A l’opposé, l’Iran, acteur incontournable de la région, utilise le Hezbollah comme levier pour exercer son influence. Téhéran voit dans tout affaiblissement d’Israël une opportunité de renforcer sa position, tout en consolidant son axe chiite avec la Syrie et l’Irak. 
Dans ce contexte, la guerre au Moyen-Orient dépasse largement les frontières israélo-palestiniennes. Elle devient un jeu de domino où chaque mouvement peut déclencher une réaction en chaîne imprévisible.

La Russie, quant à elle, n’est jamais bien loin. Avec sa présence militaire en Syrie et ses alliances régionales fluctuantes, Moscou continue de jouer sa propre partition, souvent en contradiction avec les intérêts occidentaux. La Chine, plus discrète mais tout aussi influente, observe de loin, tout en signant des accords économiques avec les uns et les autres, consciente que la stabilité régionale est indispensable pour ses nouvelles routes de la soie.

Et après ?

C’est là que tout devient délicat. Parce qu’en réalité, nul ne sait ce qui peut vraiment se passer ensuite. Le Moyen-Orient est passé maître dans l’art de déjouer les pronostics. A chaque fois qu’on pense toucher à un semblant de solution, une nouvelle crise surgit, relançant le cycle de violences. Et les perspectives d’une paix durable, qu’elles viennent des négociations de Camp David, des accords d’Oslo ou plus récemment des Accords d’Abraham, s’évanouissent comme des mirages dans le désert.
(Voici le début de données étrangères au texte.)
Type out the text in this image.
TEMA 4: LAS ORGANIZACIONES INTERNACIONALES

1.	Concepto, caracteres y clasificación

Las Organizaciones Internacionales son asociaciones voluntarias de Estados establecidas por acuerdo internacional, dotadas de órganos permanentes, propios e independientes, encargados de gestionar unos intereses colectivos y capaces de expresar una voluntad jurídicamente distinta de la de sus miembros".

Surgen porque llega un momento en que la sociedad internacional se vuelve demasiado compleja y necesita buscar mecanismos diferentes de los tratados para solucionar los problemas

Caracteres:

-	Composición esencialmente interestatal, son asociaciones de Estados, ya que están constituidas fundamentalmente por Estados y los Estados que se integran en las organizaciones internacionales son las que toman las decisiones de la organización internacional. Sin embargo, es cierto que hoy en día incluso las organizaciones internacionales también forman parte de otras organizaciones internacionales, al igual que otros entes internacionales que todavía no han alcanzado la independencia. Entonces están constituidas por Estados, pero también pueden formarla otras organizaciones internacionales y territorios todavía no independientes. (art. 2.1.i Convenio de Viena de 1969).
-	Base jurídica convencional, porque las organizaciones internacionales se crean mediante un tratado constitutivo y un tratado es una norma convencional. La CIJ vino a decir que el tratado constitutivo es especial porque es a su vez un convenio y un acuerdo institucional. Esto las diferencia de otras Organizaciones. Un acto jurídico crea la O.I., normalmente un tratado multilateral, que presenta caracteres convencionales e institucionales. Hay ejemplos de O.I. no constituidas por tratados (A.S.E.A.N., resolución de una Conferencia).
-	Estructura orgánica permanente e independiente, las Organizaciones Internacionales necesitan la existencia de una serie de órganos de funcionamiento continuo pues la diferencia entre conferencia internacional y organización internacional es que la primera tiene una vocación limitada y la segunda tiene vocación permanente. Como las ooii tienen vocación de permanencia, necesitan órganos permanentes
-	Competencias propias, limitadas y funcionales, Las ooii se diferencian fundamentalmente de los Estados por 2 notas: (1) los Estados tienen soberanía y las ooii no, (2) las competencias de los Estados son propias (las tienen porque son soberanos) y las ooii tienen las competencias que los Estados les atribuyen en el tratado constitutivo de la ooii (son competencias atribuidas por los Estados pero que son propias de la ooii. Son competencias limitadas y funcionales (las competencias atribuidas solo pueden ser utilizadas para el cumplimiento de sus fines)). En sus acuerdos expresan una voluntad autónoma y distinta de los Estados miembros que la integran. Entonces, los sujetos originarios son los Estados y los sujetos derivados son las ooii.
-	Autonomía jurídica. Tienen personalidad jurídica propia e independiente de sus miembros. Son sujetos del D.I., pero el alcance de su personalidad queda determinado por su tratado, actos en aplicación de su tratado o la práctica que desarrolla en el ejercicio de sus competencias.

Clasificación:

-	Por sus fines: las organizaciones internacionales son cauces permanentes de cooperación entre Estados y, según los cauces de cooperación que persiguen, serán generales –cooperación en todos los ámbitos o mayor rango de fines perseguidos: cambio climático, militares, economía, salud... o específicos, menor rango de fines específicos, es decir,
En définitive, le Moyen-Orient est un terrain où les passions, les rancunes, les rancoeurs et les ambitions prennent le dessus sur la raison et la paix. Il est tentant de croire qu’il existe une solution, un plan, ou encore une formule magique pour sortir de cet engrenage infernal. Mais après tant d’années d’échecs, peut-être devons-nous admettre une vérité plus dérangeante : le Moyen-Orient est un territoire où les protagonistes, bien qu’ils le nient farouchement, semblent préférer la tragédie à la paix.